Os homens que tinham essa experiência eram os mesmos que compreenderam o significado cósmico mais profundo do Mistério do Gólgota. Mas esses mistérios se mantinham longe da agitação do mundo, a fim de desenvolver as imagens cósmicas em toda a sua pureza. E tornou se cada vez mais difícil para os homens, participar desse desenvolvimento.

Aí houve seres espirituais que desceram do cosmo espiritual aos santuários dos mistérios mais evoluídos para ajudar os homens em busca de conhecimento. Os impulsos da era da alma da sensação continuavam, pois, a desenvolver se, sob a influência dos próprios "deuses". Surgiu uma gnose dos mistérios da qual, pouquíssimas pessoas tinham a menor idéia. Ao lado dela desenvolvia se aquilo que os homens podiam assimilar com a alma racional: era a gnose exotérica da qual alguns fragmentos chegaram à posteridade.

Na gnose esotérica dos mistérios, os homens tornavam se, cada vez mais incapazes de se elevarem ao desenvolvimento da alma da sensação. Sua sabedoria esotérica passou a ser, sempre, mais um culto dedicado aos "deuses". E isto é um segredo do desenvolvimento histórico: que "mistérios divinos" atuaram desde os primeiros séculos cristãos até a Idade Média.

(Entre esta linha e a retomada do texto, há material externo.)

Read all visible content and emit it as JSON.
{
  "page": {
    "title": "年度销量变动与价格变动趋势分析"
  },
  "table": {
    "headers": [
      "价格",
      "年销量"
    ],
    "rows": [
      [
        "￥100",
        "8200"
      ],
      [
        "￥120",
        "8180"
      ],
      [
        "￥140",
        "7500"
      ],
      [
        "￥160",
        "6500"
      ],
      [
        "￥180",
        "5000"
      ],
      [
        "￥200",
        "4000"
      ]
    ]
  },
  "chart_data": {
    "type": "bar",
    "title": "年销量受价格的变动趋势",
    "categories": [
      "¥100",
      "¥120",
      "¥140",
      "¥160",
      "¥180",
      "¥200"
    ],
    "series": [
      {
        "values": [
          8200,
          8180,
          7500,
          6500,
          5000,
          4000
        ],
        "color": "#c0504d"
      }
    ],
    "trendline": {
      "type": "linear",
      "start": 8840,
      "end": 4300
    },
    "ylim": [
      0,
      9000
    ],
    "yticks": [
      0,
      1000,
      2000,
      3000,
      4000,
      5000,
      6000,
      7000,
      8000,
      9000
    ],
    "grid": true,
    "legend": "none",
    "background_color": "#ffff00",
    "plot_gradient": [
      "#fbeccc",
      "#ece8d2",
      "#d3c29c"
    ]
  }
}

Nesses "mistérios divinos", algo que não podia mais ser guardado pelos homens, foi conservado pelos seres angélicos na existência terrena. Continuou reinando a gnose dos mistérios, enquanto havia esforços para extirpar a gnose exotérica.

0 conteúdo das imagens cósmicas, que na gnose dos mistérios era guardado, de modo espiritual, por seres espirituais enquanto devia atuar na evolução da humanidade, não pode ser conservado para a compreensão consciente da alma humana. Mas o conteúdo sentimental devia ser conservado. No momento cósmico certo, esse conteúdo devia ser transmitido a uma humanidade devidamente preparada, para que a alma da consciência pudesse penetrar, mais tarde, de uma nova maneira, no reino do espírito, graças ao calor anímico do conteúdo da gnose. Foram, pois, seres espirituais que lançaram uma ponte entre o antigo conteúdo do universo, e o novo.

Existem alusões a esse mistério da evolução da humanidade. 0 sagrado cálice de jaspe do Graal, do qual o Cristo se serviu quando partiu o pão, no qual José de Arimatéia recolheu o sangue que escorria da ferida de Jesus, cálice este que, portanto, continha o Mistério do Gólgota, e que de acordo com a lenda, foi guardado pelos anjos até poder ser entregue aos homens devidamente preparados, depois de Titurel ter construído o castelo do Graal.

Foram seres espirituais que guardaram as imagens cósmicas em que viviam os segredos do Gólgota. Quando os tempos haviam chegado, esses seres implantaram nas almas humanas o conteúdo sentimental, já que não era possível implantar o conteúdo das imagens.

Essa implantação do conteúdo sentimental do antigo conhecimento pode constituir apenas um estímulo; mas é um estímulo extremamente forte para que se desenvolva em nossa era da alma da consciência uma nova e total compreensão do Mistério do Gólgota, à luz da atuação de Micael.

A Antroposofia almeja essa nova compreensão. A descrição dada deixa claro que ela não pode constituir uma renovação da gnose, cujo conteúdo se baseava no tipo de cognição próprio da alma da sensação; mas ela pretende haurir da alma da consciência um conteúdo não menos rico, por um caminho totalmente novo.